While Guy Debord sleeps
collages, electricity cuts, candles, 2011

 

 

This work was commissioned by the Thessaloniki Biennial which took place in June 2011. After I got invited to visit Thessaloniki a few months ahead of the show in order to develop a work for the biennial, here was my response:

Focusing on the non-materiality of production reflecting the current economical situation, and the growing ecological problems caused by human movement and the modern society I decided not to go to Thessaloniki.

Instead two assistants would help me figure out the situation while I am in a different part of the world.

My first idea is (still roughly speaking at this level):

Cutting daily for half an hour the electrical courant in the monumental and Historical building Jeni. According to more precise information, it would be more clear to me when we should cut the electricity there and how and for how long.

It would be interesting if according to the opening hours of the show, it’s still possible for instance to do that some ten minutes before sunsets and till ten minutes after sun sets.

This idea roughly speaking reflects on the growing problems of infrastructure and chaos across the Mediterranean countries.
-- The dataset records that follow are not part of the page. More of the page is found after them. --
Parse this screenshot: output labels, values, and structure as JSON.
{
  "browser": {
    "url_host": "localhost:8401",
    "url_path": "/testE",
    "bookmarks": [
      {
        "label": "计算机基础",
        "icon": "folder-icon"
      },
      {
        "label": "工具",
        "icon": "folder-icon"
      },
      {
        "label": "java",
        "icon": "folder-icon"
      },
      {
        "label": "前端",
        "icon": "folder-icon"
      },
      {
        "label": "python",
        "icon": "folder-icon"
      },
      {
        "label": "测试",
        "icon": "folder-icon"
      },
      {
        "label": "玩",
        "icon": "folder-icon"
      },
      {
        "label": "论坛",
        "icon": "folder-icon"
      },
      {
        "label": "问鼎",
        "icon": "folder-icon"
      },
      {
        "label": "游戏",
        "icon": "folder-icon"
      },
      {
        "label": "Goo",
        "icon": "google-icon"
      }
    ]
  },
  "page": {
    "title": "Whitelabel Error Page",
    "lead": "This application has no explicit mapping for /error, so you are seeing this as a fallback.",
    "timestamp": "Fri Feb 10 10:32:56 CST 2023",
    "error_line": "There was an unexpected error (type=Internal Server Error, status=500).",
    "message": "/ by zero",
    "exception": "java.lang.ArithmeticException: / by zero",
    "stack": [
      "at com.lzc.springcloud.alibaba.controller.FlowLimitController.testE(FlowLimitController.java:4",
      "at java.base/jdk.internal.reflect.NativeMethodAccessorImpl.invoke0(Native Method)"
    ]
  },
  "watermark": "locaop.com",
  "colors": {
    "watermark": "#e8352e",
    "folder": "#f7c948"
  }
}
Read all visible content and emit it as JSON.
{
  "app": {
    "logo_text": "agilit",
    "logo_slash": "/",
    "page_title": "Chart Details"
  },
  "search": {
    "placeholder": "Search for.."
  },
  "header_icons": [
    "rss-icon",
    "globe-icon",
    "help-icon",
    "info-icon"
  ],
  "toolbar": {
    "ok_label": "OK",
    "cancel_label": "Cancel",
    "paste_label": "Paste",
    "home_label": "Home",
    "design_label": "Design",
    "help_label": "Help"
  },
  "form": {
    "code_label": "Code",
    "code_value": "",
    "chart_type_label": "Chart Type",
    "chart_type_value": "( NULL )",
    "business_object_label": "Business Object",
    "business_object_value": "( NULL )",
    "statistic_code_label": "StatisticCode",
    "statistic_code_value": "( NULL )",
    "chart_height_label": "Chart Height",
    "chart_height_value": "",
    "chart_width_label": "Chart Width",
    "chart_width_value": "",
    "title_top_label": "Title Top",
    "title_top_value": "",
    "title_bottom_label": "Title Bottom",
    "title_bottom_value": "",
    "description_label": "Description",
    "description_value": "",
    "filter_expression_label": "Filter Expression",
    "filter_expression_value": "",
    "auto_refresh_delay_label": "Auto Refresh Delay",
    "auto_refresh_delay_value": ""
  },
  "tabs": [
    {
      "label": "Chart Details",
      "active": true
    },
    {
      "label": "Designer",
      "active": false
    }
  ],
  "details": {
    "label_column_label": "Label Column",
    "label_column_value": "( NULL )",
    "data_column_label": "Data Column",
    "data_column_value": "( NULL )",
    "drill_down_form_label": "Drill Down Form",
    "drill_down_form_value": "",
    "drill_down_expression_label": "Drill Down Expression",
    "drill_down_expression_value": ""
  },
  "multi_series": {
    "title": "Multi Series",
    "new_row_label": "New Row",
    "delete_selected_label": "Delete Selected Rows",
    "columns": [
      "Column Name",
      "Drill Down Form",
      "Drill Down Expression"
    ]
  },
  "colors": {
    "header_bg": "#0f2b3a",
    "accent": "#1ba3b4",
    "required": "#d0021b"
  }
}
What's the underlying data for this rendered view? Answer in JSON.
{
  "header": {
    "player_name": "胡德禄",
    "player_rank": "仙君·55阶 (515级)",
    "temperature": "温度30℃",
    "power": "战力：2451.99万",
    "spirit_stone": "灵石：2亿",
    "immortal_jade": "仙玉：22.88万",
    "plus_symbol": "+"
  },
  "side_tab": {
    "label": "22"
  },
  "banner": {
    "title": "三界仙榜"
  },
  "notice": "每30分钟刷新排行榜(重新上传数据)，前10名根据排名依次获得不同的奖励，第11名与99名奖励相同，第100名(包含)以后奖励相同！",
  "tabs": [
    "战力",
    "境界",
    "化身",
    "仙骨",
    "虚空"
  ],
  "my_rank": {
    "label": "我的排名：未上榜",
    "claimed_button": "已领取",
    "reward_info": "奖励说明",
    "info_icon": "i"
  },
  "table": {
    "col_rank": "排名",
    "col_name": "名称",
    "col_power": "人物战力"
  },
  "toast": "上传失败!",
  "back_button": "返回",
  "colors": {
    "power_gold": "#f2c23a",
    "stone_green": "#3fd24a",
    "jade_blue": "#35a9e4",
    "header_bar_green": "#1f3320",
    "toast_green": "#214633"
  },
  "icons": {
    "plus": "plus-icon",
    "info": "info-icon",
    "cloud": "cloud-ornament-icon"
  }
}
In Lebanon for instance and in Beirut, where my studio is located, nearby the Beirut harbor, electricity cuts three hours a day. This is considered OK to compare to more remount areas and towns and villages where sometimes there is no electricity for 23 hours a day.

The Syrian regime is cutting electricity and water in cities for weeks to punish the demonstrators, thus leaving families and children without electricity access nor water access for long periods.

In jails, water and electricity are often used as torture techniques. Either an excess of electricity injections in the bodies of the tortured or banning them from drinking water and washing for instance. How about the electricity issue in Thessaloniki and Greece and over the centuries up until now? 

In addition to cutting the electricity for a certain time daily, I plan to make a number of drawings using black ink and burning techniques on white paper and hang them on one of the walls in an isolated spot in the building, and only when the electricity is cut, people can look at the drawings by candlelight. However, it’s not possible to see these drawings when the electricity is there; a door or some isolation could help keeping them hiding when there is electricity in the building. The drawings are indirect allusions to electricity problems in the area, and how it is used and or misused in jails and in cities of the Mediterranean area and in Thessaloniki itself. 

The title for the work “While Guy Debord Sleeps” hints in an ironical way to the fact that Debord was insomniac, because of often drinking too much.

Cutting electricity as a reaction on the current situation, is in a “Deborian way” somehow linked to insomnia as well: alcoholics become insomniacs, and people who have many worries, people living in troubled areas easily become insomniacs. If electricity is gone, the easiest is to sleep. But the effect is often the opposite of that, and could be one more reason to generate insomnia and perhaps even to endure a dark night but with a possible certain secret joy.